BlackBerry Service backlogged really bad since Monday but has just hit the U.S. today. Read more on the following link to really see how far this really traveled: http://www.rim.com/newsroom/service-updates.html
RIM Boosts Drive to Lure More BlackBerry
SAN FRANCISCO—Alec Saunders was hired by Research in Motion Ltd. in August with a daunting mandate: Make the BlackBerry as cool for apps designers as the iPhone.
For more than a year, RIM has been ramping up efforts to woo top developers in order to make more apps—the games and other mobile tools that have revolutionized the smartphone market—available on its BlackBerry.
Stung by fast-slipping market share in the U.S., the company is now going into overdrive. Mr. Saunders, RIM's new vice president for developer relations, said the company has boosted his group's budget, and is now bulking up its developer-relations staff in places such as Silicon Valley and New York. He made his first hire in California last week.
He is also prowling for staff in developing markets, such as India and Indonesia, where the BlackBerry still enjoys a big and growing market. The new hiring is a big step for a company that has long relied on an ecosystem of small developers that have grown up around RIM's headquarters in Waterloo, Ontario.
Last week, RIM unveiled its new operating system, BBX. It is based on QNX, a powerful operating system the company acquired last year. QNX already powers RIM's PlayBook tablet computer, and BBX will soon run RIM's next-generation BlackBerry, due out next year. Crucially for RIM's apps push, BBX will allow users to run Android apps on RIM devices, boosting the company's relatively paltry apps library.
Google Inc.'s Android is now the most widely used smartphone operating system in North America. It boasts more than 250,000 apps. Apple Inc.'s iOS has more than 500,000. By comparison, RIM says it has more than 46,000 apps.
Apps developers have long complained that RIM hasn't made it easy for them, which is part of the reason RIM has lagged behind. Earlier this year, RIM removed some bureaucracy involved in the design process.

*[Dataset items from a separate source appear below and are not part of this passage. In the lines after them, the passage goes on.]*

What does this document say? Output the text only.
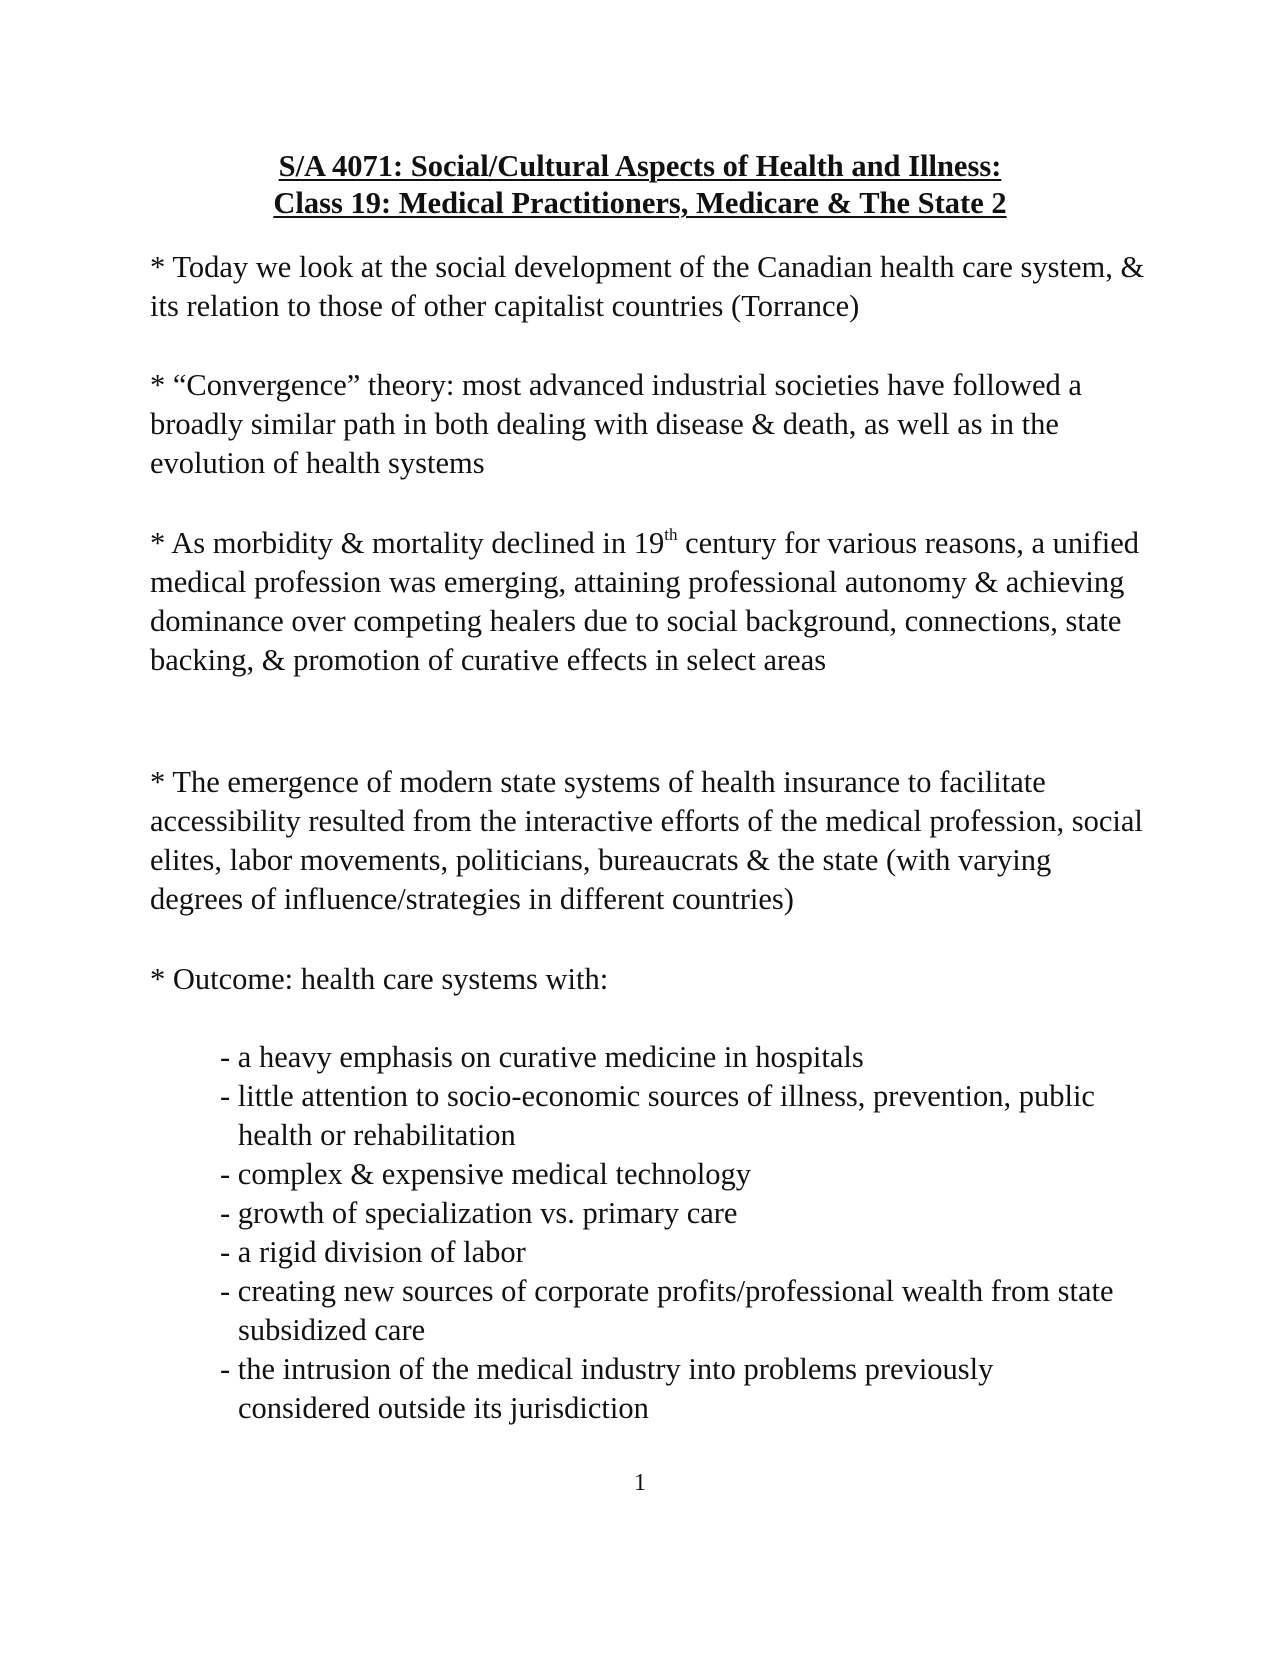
S/A 4071: Social/Cultural Aspects of Health and Illness:
Class 19: Medical Practitioners, Medicare & The State 2

* Today we look at the social development of the Canadian health care system, & its relation to those of other capitalist countries (Torrance)

* “Convergence” theory: most advanced industrial societies have followed a broadly similar path in both dealing with disease & death, as well as in the evolution of health systems

* As morbidity & mortality declined in 19th century for various reasons, a unified medical profession was emerging, attaining professional autonomy & achieving dominance over competing healers due to social background, connections, state backing, & promotion of curative effects in select areas

* The emergence of modern state systems of health insurance to facilitate accessibility resulted from the interactive efforts of the medical profession, social elites, labor movements, politicians, bureaucrats & the state (with varying degrees of influence/strategies in different countries)

* Outcome: health care systems with:

- a heavy emphasis on curative medicine in hospitals
- little attention to socio-economic sources of illness, prevention, public health or rehabilitation
- complex & expensive medical technology
- growth of specialization vs. primary care
- a rigid division of labor
- creating new sources of corporate profits/professional wealth from state subsidized care
- the intrusion of the medical industry into problems previously considered outside its jurisdiction
1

But with iOS and Android dominating the market, RIM's BBX remains a hard sell. RIM'S network outage earlier this month also capped a series of stumbles this year—including delayed product launches and poor PlayBook sales—that have clouded the company's future. And it doesn't help that there is still no timeline for the rollout of the new BBX-powered BlackBerrys.
"It doesn't matter how much they improve the tooling or the promotion...if the market opportunity is being decimated by the competition," said Forrester Research analyst Charles Golvin.
RIM's share of the key U.S. smartphone market had fallen to 11.6% as of the end of June, according to research firm IDC. That put RIM's BlackBerry in third place behind Android-powered phones and the Apple iPhone. Five years ago, RIM had 48% of the U.S. market.
Mr. Saunders, 47 years old, is a veteran of Microsoft Corp. and worked for a time at the company that built QNX, before RIM bought it. He left an Ottawa start-up to join RIM this summer. He succeeds two executives from RIM's developer-relations team, Tyler Lessard and Mike Kirkup, who left the company earlier this year.
Mr. Saunders said he isn't worried about the timeline for the BBX phone.
"At some point, we're going to ship a new phone," he said. "My job will be successful if people look at that new phone and say, 'Boy, the applications I want are on that phone.' "
He declined to detail how much money he has to spend, except to say his budget is "an order of magnitude larger than previous budgets."
At the end of a three-day RIM developer conference here, some designers still came away disappointed. The big let-down: Executives spent little time talking about plans for the BBX phones.
On Tuesday, RIM Co-Chief Executive Mike Lazaridis spent most of his keynote address unveiling new tools for RIM's PlayBook. Some of those tools impressed the developers, including a so-called cascades feature that allows users to expand and shrink visual displays of data.
After his presentation, Mr. Lazaridis met with developers privately. During these meetings several developers expressed frustration with RIM's slow transition to BBX and its lack of support for developers in the past, according to people present. But they also said they were heartened that Mr. Lazaridis was more expansive regarding his vision for BBX than during his public appearance.
Mr. Saunders acknowledged past shortcomings. Developer relations at RIM had occurred "in a very haphazard kind of way," he said, adding that the situation has now changed.
Some developers left the San Francisco conference encouraged. "For developers, this is a step in the right direction," said Michael Russo, the chief technical officer at Toronto-based Polar Mobile, which does work with RIM. "Alec impresses me a lot."